The need for a value-based care healthcare model has been well documented and discussed over the past few years. It has been widely accepted as the “future of healthcare” and seen as the answer to the biggest woes of the current healthcare system. Physician burn-out? Implement value-based care. Decrease in office visits? Implement value-based care. Costs too high? Implement value-based care.
The time for action is now yet, for some, it’s no easier today than it was 5 years ago to make the leap. With fee-for-service keeping the lights on, resources scarcer than ever before and small independent practices fighting to stay competitive, it’s easy to look at value-based care as a nice to have, but ultimately unattainable, pipe dream.
If you feel like you’re playing a game where the rules are constantly changing and it’s impossible to get ahead; it might be time to try a new tactic.
To successfully transition from a fee-for-service model to a value-based care model practices need the resources – both the people and the technology – to support it. With human resources in short supply, the case to rely on technology and/or outsource services is stronger than ever before.
The key to a successful value-based care model is access to consistent, reliable data. Data that answers the question, “How are we doing and what can we be doing better?”. With that information in hand practices can make important decisions about where to allocate their resources and what to focus on that is going to drive the most impact within their patient population. By proactively identifying care gaps and lagging quality measures, the team can put measures into place that increase patient satisfaction and outcomes and decrease the total cost of care. In short, for those transitioning into a value-based care model, access to good, actionable data can make the difference between success and failure.

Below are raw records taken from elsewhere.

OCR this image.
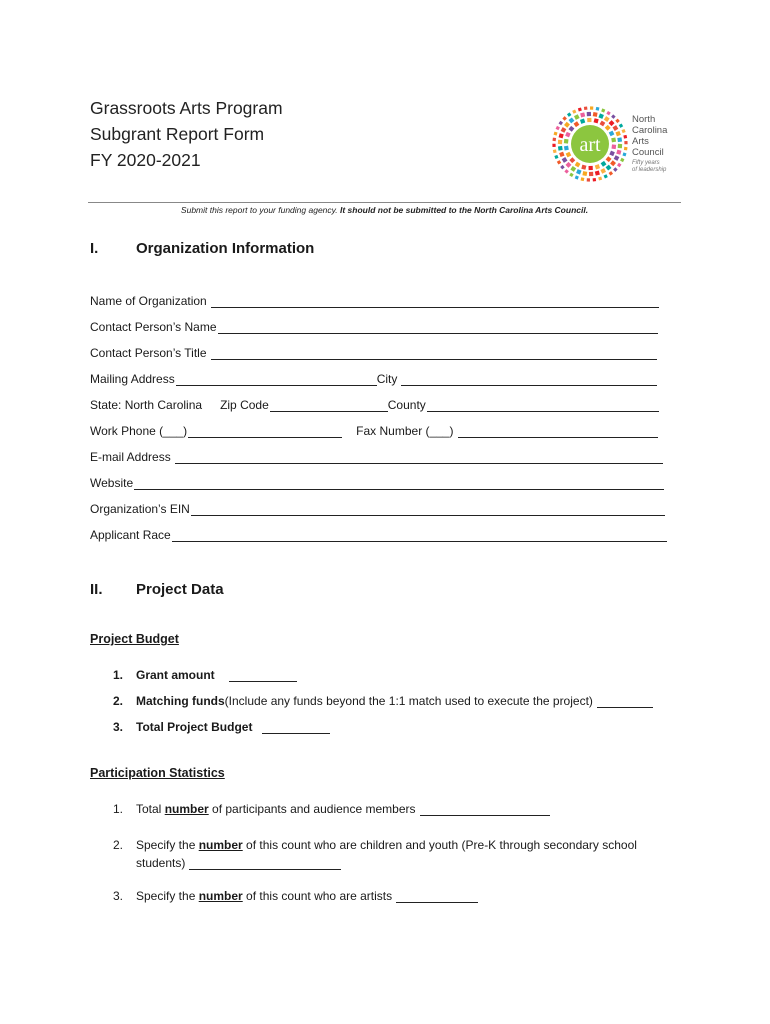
Grassroots Arts Program
Subgrant Report Form
FY 2020-2021
art
North
Carolina
Arts
Council
Fifty years
of leadership
Submit this report to your funding agency. It should not be submitted to the North Carolina Arts Council.
I.	Organization Information
Name of Organization
Contact Person’s Name
Contact Person’s Title
Mailing Address	City
State: North Carolina Zip Code	County
Work Phone (___)	Fax Number (___)
E-mail Address
Website
Organization’s EIN
Applicant Race
II. Project Data
Project Budget
1.	Grant amount
2.	Matching funds (Include any funds beyond the 1:1 match used to execute the project)
3.	Total Project Budget
Participation Statistics
1.	Total number of participants and audience members
2.	Specify the number of this count who are children and youth (Pre-K through secondary school
students)
3.	Specify the number of this count who are artists
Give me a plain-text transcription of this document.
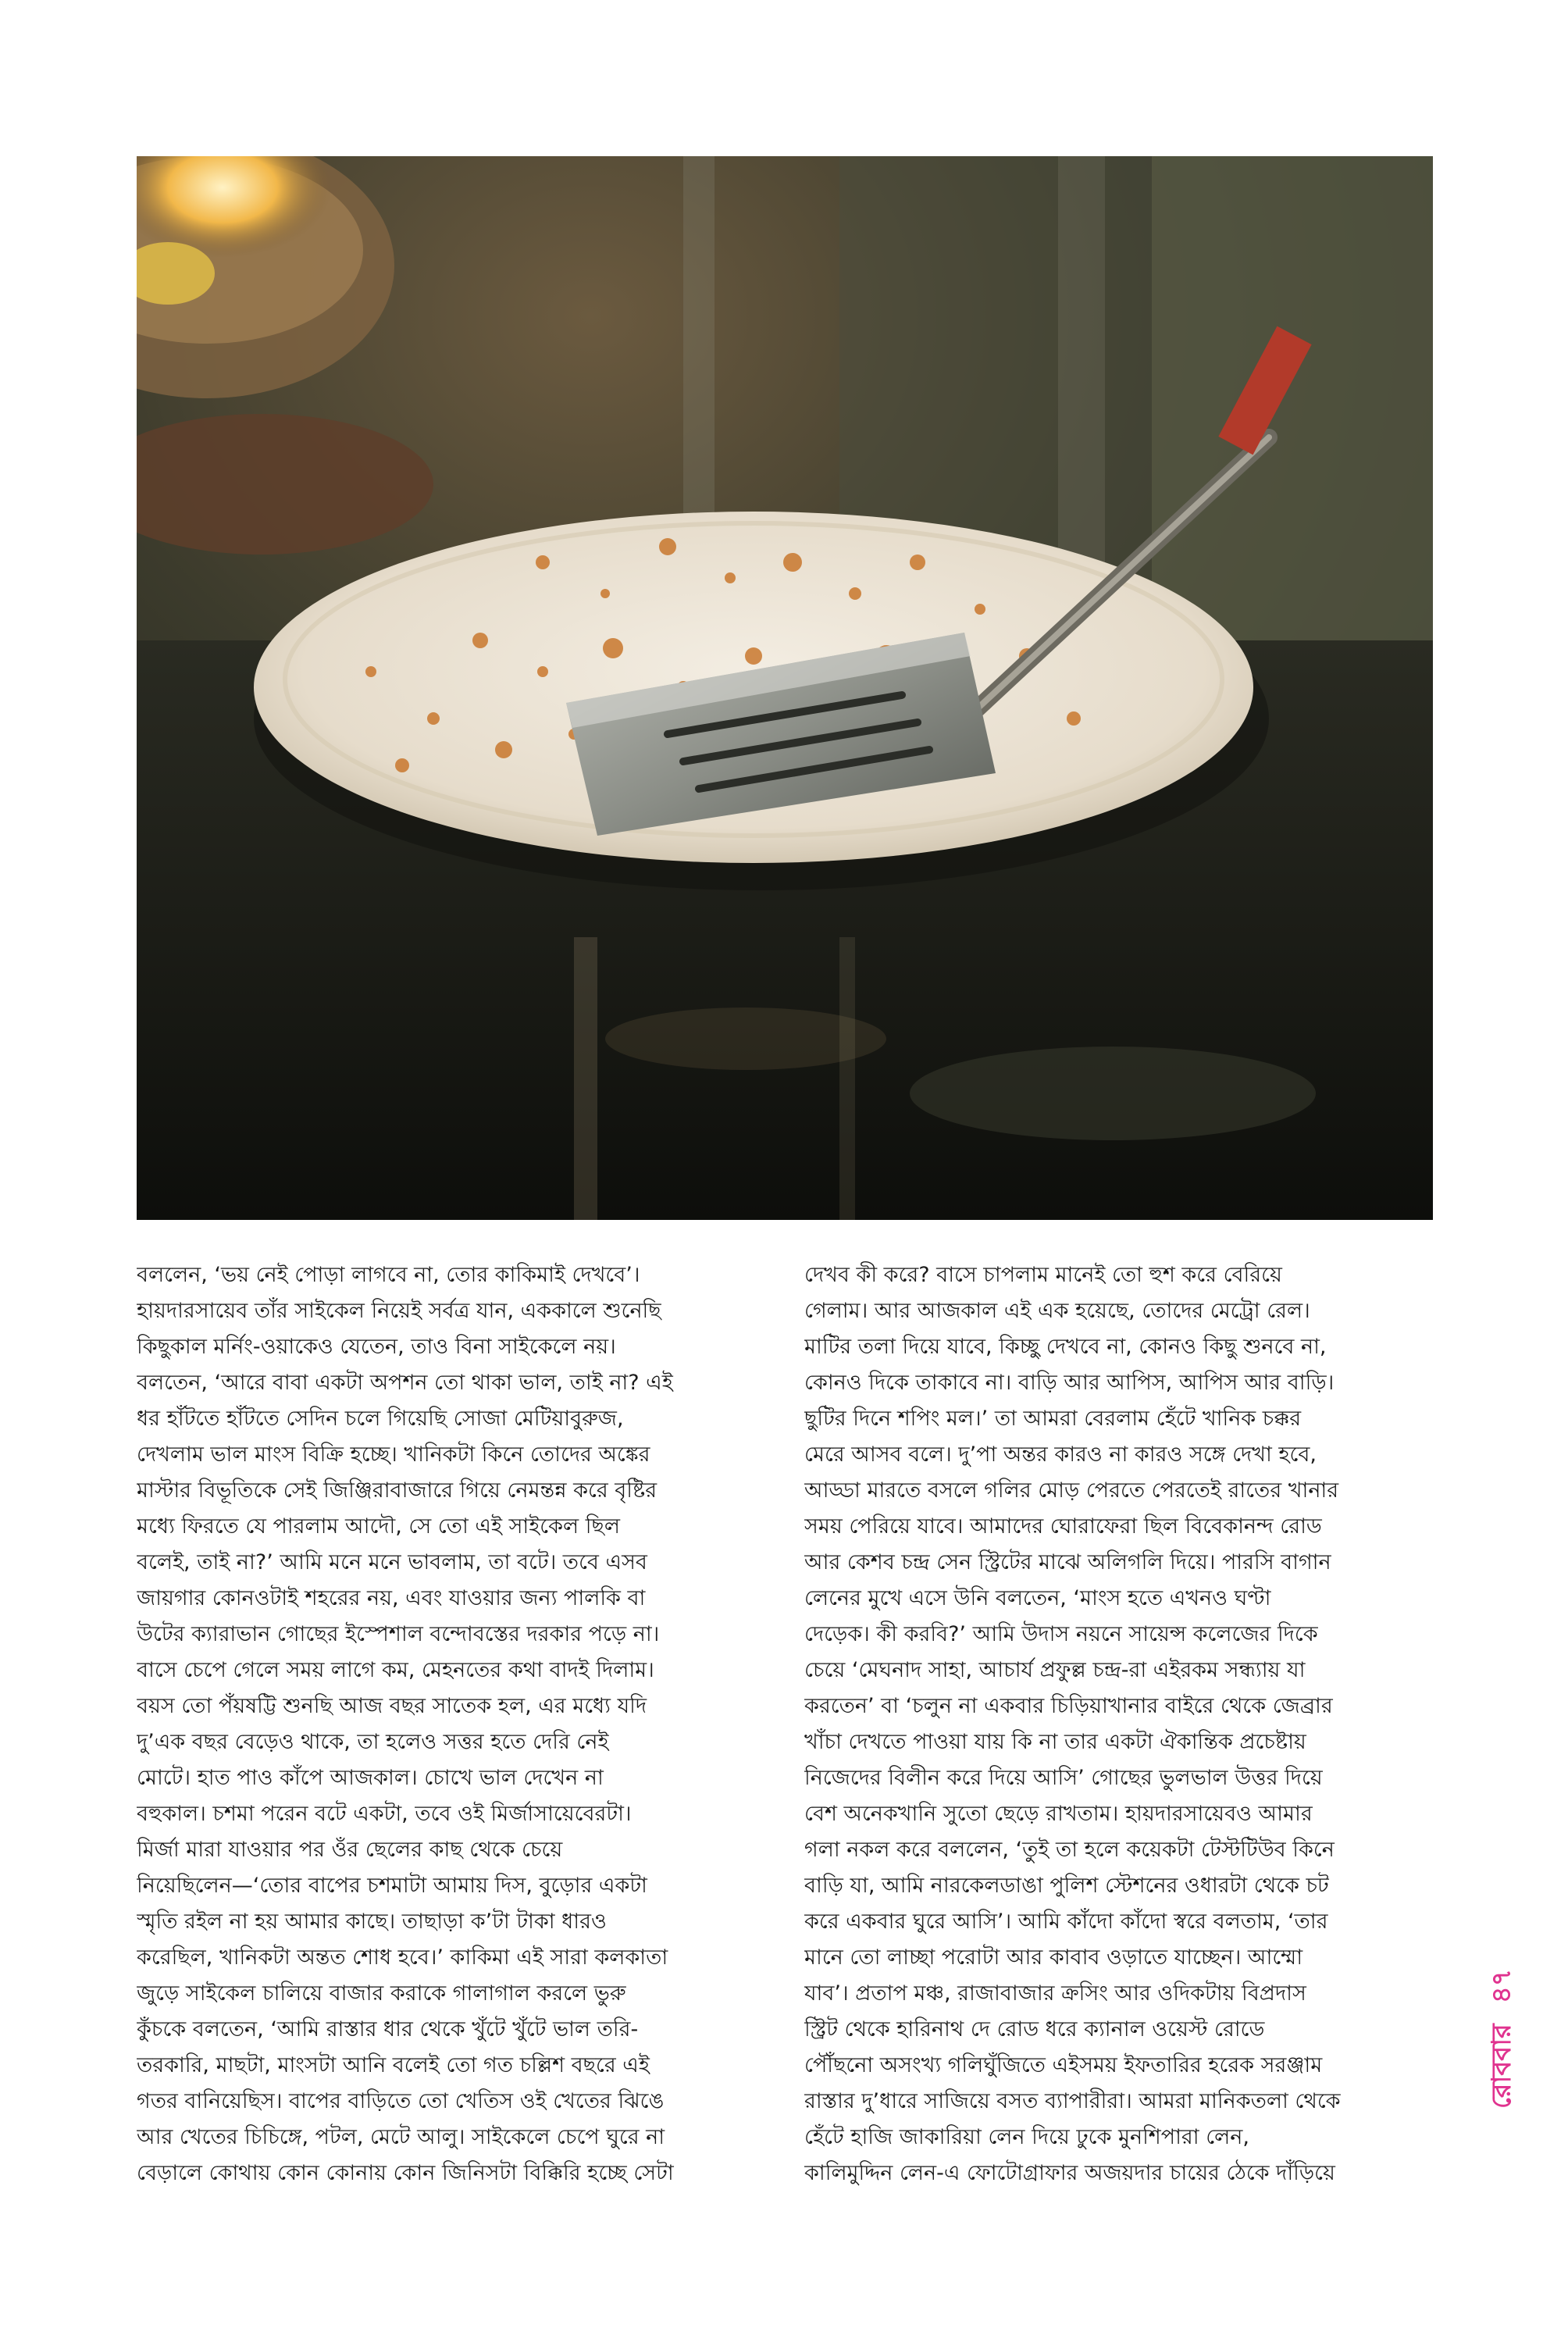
বললেন, ‘ভয় নেই পোড়া লাগবে না, তোর কাকিমাই দেখবে’।
হায়দারসায়েব তাঁর সাইকেল নিয়েই সর্বত্র যান, এককালে শুনেছি
কিছুকাল মর্নিং-ওয়াকেও যেতেন, তাও বিনা সাইকেলে নয়।
বলতেন, ‘আরে বাবা একটা অপশন তো থাকা ভাল, তাই না? এই
ধর হাঁটতে হাঁটতে সেদিন চলে গিয়েছি সোজা মেটিয়াবুরুজ,
দেখলাম ভাল মাংস বিক্রি হচ্ছে। খানিকটা কিনে তোদের অঙ্কের
মাস্টার বিভূতিকে সেই জিঞ্জিরাবাজারে গিয়ে নেমন্তন্ন করে বৃষ্টির
মধ্যে ফিরতে যে পারলাম আদৌ, সে তো এই সাইকেল ছিল
বলেই, তাই না?’ আমি মনে মনে ভাবলাম, তা বটে। তবে এসব
জায়গার কোনওটাই শহরের নয়, এবং যাওয়ার জন্য পালকি বা
উটের ক্যারাভান গোছের ইস্পেশাল বন্দোবস্তের দরকার পড়ে না।
বাসে চেপে গেলে সময় লাগে কম, মেহনতের কথা বাদই দিলাম।
বয়স তো পঁয়ষট্টি শুনছি আজ বছর সাতেক হল, এর মধ্যে যদি
দু’এক বছর বেড়েও থাকে, তা হলেও সত্তর হতে দেরি নেই
মোটে। হাত পাও কাঁপে আজকাল। চোখে ভাল দেখেন না
বহুকাল। চশমা পরেন বটে একটা, তবে ওই মির্জাসায়েবেরটা।
মির্জা মারা যাওয়ার পর ওঁর ছেলের কাছ থেকে চেয়ে
নিয়েছিলেন—‘তোর বাপের চশমাটা আমায় দিস, বুড়োর একটা
স্মৃতি রইল না হয় আমার কাছে। তাছাড়া ক’টা টাকা ধারও
করেছিল, খানিকটা অন্তত শোধ হবে।’ কাকিমা এই সারা কলকাতা
জুড়ে সাইকেল চালিয়ে বাজার করাকে গালাগাল করলে ভুরু
কুঁচকে বলতেন, ‘আমি রাস্তার ধার থেকে খুঁটে খুঁটে ভাল তরি-
তরকারি, মাছটা, মাংসটা আনি বলেই তো গত চল্লিশ বছরে এই
গতর বানিয়েছিস। বাপের বাড়িতে তো খেতিস ওই খেতের ঝিঙে
আর খেতের চিচিঙ্গে, পটল, মেটে আলু। সাইকেলে চেপে ঘুরে না
বেড়ালে কোথায় কোন কোনায় কোন জিনিসটা বিক্কিরি হচ্ছে সেটা
দেখব কী করে? বাসে চাপলাম মানেই তো হুশ করে বেরিয়ে
গেলাম। আর আজকাল এই এক হয়েছে, তোদের মেট্রো রেল।
মাটির তলা দিয়ে যাবে, কিচ্ছু দেখবে না, কোনও কিছু শুনবে না,
কোনও দিকে তাকাবে না। বাড়ি আর আপিস, আপিস আর বাড়ি।
ছুটির দিনে শপিং মল।’ তা আমরা বেরলাম হেঁটে খানিক চক্কর
মেরে আসব বলে। দু’পা অন্তর কারও না কারও সঙ্গে দেখা হবে,
আড্ডা মারতে বসলে গলির মোড় পেরতে পেরতেই রাতের খানার
সময় পেরিয়ে যাবে। আমাদের ঘোরাফেরা ছিল বিবেকানন্দ রোড
আর কেশব চন্দ্র সেন স্ট্রিটের মাঝে অলিগলি দিয়ে। পারসি বাগান
লেনের মুখে এসে উনি বলতেন, ‘মাংস হতে এখনও ঘণ্টা
দেড়েক। কী করবি?’ আমি উদাস নয়নে সায়েন্স কলেজের দিকে
চেয়ে ‘মেঘনাদ সাহা, আচার্য প্রফুল্ল চন্দ্র-রা এইরকম সন্ধ্যায় যা
করতেন’ বা ‘চলুন না একবার চিড়িয়াখানার বাইরে থেকে জেব্রার
খাঁচা দেখতে পাওয়া যায় কি না তার একটা ঐকান্তিক প্রচেষ্টায়
নিজেদের বিলীন করে দিয়ে আসি’ গোছের ভুলভাল উত্তর দিয়ে
বেশ অনেকখানি সুতো ছেড়ে রাখতাম। হায়দারসায়েবও আমার
গলা নকল করে বললেন, ‘তুই তা হলে কয়েকটা টেস্টটিউব কিনে
বাড়ি যা, আমি নারকেলডাঙা পুলিশ স্টেশনের ওধারটা থেকে চট
করে একবার ঘুরে আসি’। আমি কাঁদো কাঁদো স্বরে বলতাম, ‘তার
মানে তো লাচ্ছা পরোটা আর কাবাব ওড়াতে যাচ্ছেন। আম্মো
যাব’। প্রতাপ মঞ্চ, রাজাবাজার ক্রসিং আর ওদিকটায় বিপ্রদাস
স্ট্রিট থেকে হারিনাথ দে রোড ধরে ক্যানাল ওয়েস্ট রোডে
পৌঁছনো অসংখ্য গলিঘুঁজিতে এইসময় ইফতারির হরেক সরঞ্জাম
রাস্তার দু’ধারে সাজিয়ে বসত ব্যাপারীরা। আমরা মানিকতলা থেকে
হেঁটে হাজি জাকারিয়া লেন দিয়ে ঢুকে মুনশিপারা লেন,
কালিমুদ্দিন লেন-এ ফোটোগ্রাফার অজয়দার চায়ের ঠেকে দাঁড়িয়ে
রোববার
৪৭
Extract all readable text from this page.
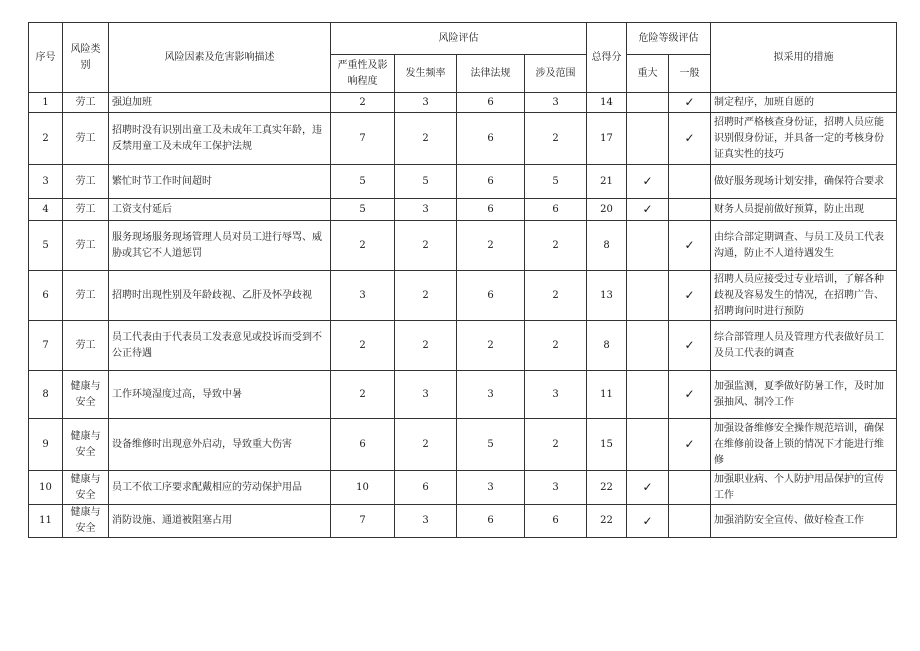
序号	风险类别	风险因素及危害影响描述	风险评估				总得分	危险等级评估		拟采用的措施
			严重性及影响程度	发生频率	法律法规	涉及范围		重大	一般	
1	劳工	强迫加班	2	3	6	3	14		✓	制定程序，加班自愿的
2	劳工	招聘时没有识别出童工及未成年工真实年龄，违反禁用童工及未成年工保护法规	7	2	6	2	17		✓	招聘时严格核查身份证，招聘人员应能识别假身份证，并具备一定的考核身份证真实性的技巧
3	劳工	繁忙时节工作时间超时	5	5	6	5	21	✓		做好服务现场计划安排，确保符合要求
4	劳工	工资支付延后	5	3	6	6	20	✓		财务人员提前做好预算，防止出现
5	劳工	服务现场服务现场管理人员对员工进行辱骂、威胁或其它不人道惩罚	2	2	2	2	8		✓	由综合部定期调查、与员工及员工代表沟通，防止不人道待遇发生
6	劳工	招聘时出现性别及年龄歧视、乙肝及怀孕歧视	3	2	6	2	13		✓	招聘人员应接受过专业培训，了解各种歧视及容易发生的情况，在招聘广告、招聘询问时进行预防
7	劳工	员工代表由于代表员工发表意见或投诉而受到不公正待遇	2	2	2	2	8		✓	综合部管理人员及管理方代表做好员工及员工代表的调查
8	健康与安全	工作环境湿度过高，导致中暑	2	3	3	3	11		✓	加强监测，夏季做好防暑工作，及时加强抽风、制冷工作
9	健康与安全	设备维修时出现意外启动，导致重大伤害	6	2	5	2	15		✓	加强设备维修安全操作规范培训，确保在维修前设备上锁的情况下才能进行维修
10	健康与安全	员工不依工序要求配戴相应的劳动保护用品	10	6	3	3	22	✓		加强职业病、个人防护用品保护的宣传工作
11	健康与安全	消防设施、通道被阻塞占用	7	3	6	6	22	✓		加强消防安全宣传、做好检查工作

Technology is imperative to driving efficiencies, visibility, and insights but when it comes to delivering care nothing beats human connection. Having enough people to manage both in-office interactions and continuous care for patients between visits is the best way to make an impact on patient engagement, outcomes, and satisfaction. This can be a big challenge, as increased headcount equals increased costs – not to mention the added complexity that nationwide nurse shortages adds.
Care management and remote patient monitoring can be a very successful tool to capture consistent patient data over time, keep patients engaged, and improve quality measures while also maintaining the status quo of office operations. By employing a third party to provide these services your office staff can focus on hands-on care while leveraging the efforts of a fully remote workforce. Working in tandem allows the practice to ramp up its value-based care initiatives without dropping the ball on its fee-for-service business.
One of the major takeaways from the pandemic is that the reliance on FFS office visits leaves the healthcare industry, and specifically small independent providers, vulnerable to shifts in market behavior and demand. Value-based care, on the other hand, drives financial stability and consistency. Using the model above allows for a slower, more manageable transition.
It also accommodates for the shifting dynamics of patient needs on an ongoing basis since a good care management program will address the needs of individual patients from a holistic sense – taking into consideration social, financial, mental and physical limitations or barriers.
Change, while often challenging, will drive innovation and quality and when it comes to healthcare in America, that change can’t come fast enough.